I. ― A infidelidade consiste em não crermos na verdade divina; o ódio de Deus em a nossa vontade contrariar a mesma divina bondade; o desespero, enfim, em não esperarmos participar da bondade de Deus. Por onde, como é claro, a infidelidade e o ódio de Deus se opõem a Deus em si mesmo considerado; o desespero, porém, enquanto a sua bondade é participada por nós. Portanto, maior pecado, absolutamente falando, é não crer na verdade de Deus, ou odiá-lo, do que não esperar alcançar dele a glória.

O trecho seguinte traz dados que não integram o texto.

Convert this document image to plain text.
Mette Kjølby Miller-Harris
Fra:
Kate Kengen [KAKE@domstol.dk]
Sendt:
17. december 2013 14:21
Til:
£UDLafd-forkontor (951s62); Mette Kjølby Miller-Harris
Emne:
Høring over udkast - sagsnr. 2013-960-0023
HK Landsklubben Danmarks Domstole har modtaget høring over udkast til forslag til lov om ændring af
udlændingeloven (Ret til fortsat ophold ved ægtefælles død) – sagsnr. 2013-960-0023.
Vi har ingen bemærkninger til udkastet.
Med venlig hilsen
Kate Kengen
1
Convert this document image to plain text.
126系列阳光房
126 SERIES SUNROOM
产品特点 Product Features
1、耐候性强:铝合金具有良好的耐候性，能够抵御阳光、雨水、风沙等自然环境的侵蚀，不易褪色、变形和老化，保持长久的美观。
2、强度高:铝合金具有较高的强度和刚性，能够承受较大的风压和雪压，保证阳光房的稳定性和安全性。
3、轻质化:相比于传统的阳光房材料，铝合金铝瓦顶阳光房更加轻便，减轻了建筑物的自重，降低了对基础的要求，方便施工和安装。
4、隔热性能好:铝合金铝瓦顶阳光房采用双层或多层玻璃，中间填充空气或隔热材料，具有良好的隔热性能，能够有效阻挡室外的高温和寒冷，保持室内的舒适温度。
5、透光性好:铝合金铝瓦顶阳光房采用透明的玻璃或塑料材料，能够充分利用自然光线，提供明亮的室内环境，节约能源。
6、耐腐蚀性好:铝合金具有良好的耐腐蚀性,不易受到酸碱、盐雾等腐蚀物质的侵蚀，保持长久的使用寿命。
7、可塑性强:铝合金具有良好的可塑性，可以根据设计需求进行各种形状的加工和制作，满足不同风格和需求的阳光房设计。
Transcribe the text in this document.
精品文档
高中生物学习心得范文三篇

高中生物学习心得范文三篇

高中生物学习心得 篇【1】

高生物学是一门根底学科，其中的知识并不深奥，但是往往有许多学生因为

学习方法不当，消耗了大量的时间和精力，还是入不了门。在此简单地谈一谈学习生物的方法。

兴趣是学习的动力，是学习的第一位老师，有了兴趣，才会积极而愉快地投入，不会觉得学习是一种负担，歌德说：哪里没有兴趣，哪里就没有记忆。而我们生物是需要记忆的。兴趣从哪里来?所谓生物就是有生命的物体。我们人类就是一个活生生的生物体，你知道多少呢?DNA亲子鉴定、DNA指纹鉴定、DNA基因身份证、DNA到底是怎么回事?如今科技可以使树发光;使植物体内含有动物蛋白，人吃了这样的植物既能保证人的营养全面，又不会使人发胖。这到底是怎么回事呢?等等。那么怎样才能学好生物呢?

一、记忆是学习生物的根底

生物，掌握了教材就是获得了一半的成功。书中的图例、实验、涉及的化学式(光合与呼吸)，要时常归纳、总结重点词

Comparando, porém, o desespero com os outros dois pecados, relativamente a nós, então o desespero é o mais perigoso. Pois, pela esperança evitamos o mal e somos levados a buscar o bem. Por onde, desaparecida ela, caímos desenfreiadamente nos vícios e abandonamos todas as boas obras. Por isso, àquilo da Escritura (Pr 24, 10): Se tu perdes a esperança, descorçoado no dia da angústia, será minguada a tua fortaleza. Diz a Glosa: Nada há de mais execrável que o desespero, pois a presa dele perde a constância, tanto nos trabalhos desta vida, como, o que é pior, nos combates da fé. E Isidoro diz: Perpetrar um crime é a morte da alma; mas desesperar é descer ao inferno.
  
II. ― De dois modos podemos perder a esperança de obter a felicidade: ou pela não reputarmos um bem difícil, ou pela não reputarmos possível de alcançar, quer por nós mesmos, quer por outrem.
 
Ora, se os bens espirituais não os apreciamos como tais, ou se não nos parecem grandes bens, é por a isso nos levar o nosso afeto contaminado pelo amor dos prazeres corpóreos, entre os quais ocupam o primeiro lugar os venéreos. Pois, o afeto por esses prazeres faz-nos aborrecer os bens espirituais e não esperá-los, como bens difíceis de alcançar. E a esta luz, o desespero é causado pela luxúria.
 
Ora, o não esperar o homem que lhe seja um bem difícil possível de alcançar, quer por si, quer por outrem, vem da nímia depressão, que, quando lhe domina o afeto, faz-lhe parecer que nunca jamais possa elevar-se na prática do bem. Por isso a acédia, sendo uma tristeza, que abate o espírito, produz o desespero.
 
Em verdade, a esperança nasce da consideração dos benefícios divinos, e, sobretudo, da consideração da Encarnação. Mas, a negligência mesma em considerar os benefícios divinos nasce da acédia. Pois o homem, dominado pela paixão pensa principalmente no que lhe a ela diz respeito. Por isso quem é tomado da tristeza não pensa facilmente em nada de grande e belo, senão só em coisas tristes salvo se, com grande esforço, livrar-se dela.